La situation pénible est loin d'être réglée, je ne suis pas la seule protagoniste.Mon inquiétude n'est pas tant focalisée sur le contenu de cette histoire que sur ce qui s'est rejoué, une fois de plus, toujours prise dans ma répétition,et je croyais que le fait d'avoir pu identifier un certain type de réponse de mon côté et pas uniquement à cette occasion, aurait dû m'éviter de retomber dans le même éccueil, au moins de convoquer mon garde-fou et finalement non...je continue à me prendre des claques, à encaisser les coups.Il en résulte une fatigue de soi très pénible aussi, il y a des moments où on se décourage de soi, et j'en viens à cette question qui m'occupe parce qu'elle est très liée à ce qui s'est passé récemment: pourquoi va t-on ou entretient-on ce qui ne génère aucun plaisir (alors que je voyais ça l'autre jour dans une revue on continue à nous faire croire, à nous "vendre"l'idée que l'homme cherche le bonheur...)je n'en suis pas si sûre...
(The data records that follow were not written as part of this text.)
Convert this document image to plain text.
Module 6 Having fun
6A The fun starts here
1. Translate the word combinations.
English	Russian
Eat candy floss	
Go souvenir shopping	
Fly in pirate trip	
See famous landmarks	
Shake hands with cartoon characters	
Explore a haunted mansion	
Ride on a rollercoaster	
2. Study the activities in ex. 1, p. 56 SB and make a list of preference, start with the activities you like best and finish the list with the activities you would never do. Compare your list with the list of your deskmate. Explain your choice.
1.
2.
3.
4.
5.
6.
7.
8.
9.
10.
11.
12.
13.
Pourquoi le sachant, je ne parviens pas à tordre le cou à ce fonctionnement au moment critique, quand cesse t-on de répéter, et je m'adresse aux internautes, est-ce que l'on se rend compte que les hostilités ont cessé, ou pas,pour ceux et celles qui ont dépassé ce stade.Je sais que pour chaque personne la réponse variera sans doute mais je doute bcp de moi, je m'interroge, la répétition est-elle toujours résistante même après plusieurs années d'analyse.Je sais qu'il n'y a aucun "remède" à ce mal mais la répétition est une source là aussi de "souffrances" quotidiennes, la cause du découragement, d'une sorte de perplexité, et d'une envie parfois d'en finir avec l'analyse parce que je veux m'en sortir alors que je ne peux que constater que je continue à m'enfermer.Je n'en sors pas de ma contradiction, de mon paradoxe...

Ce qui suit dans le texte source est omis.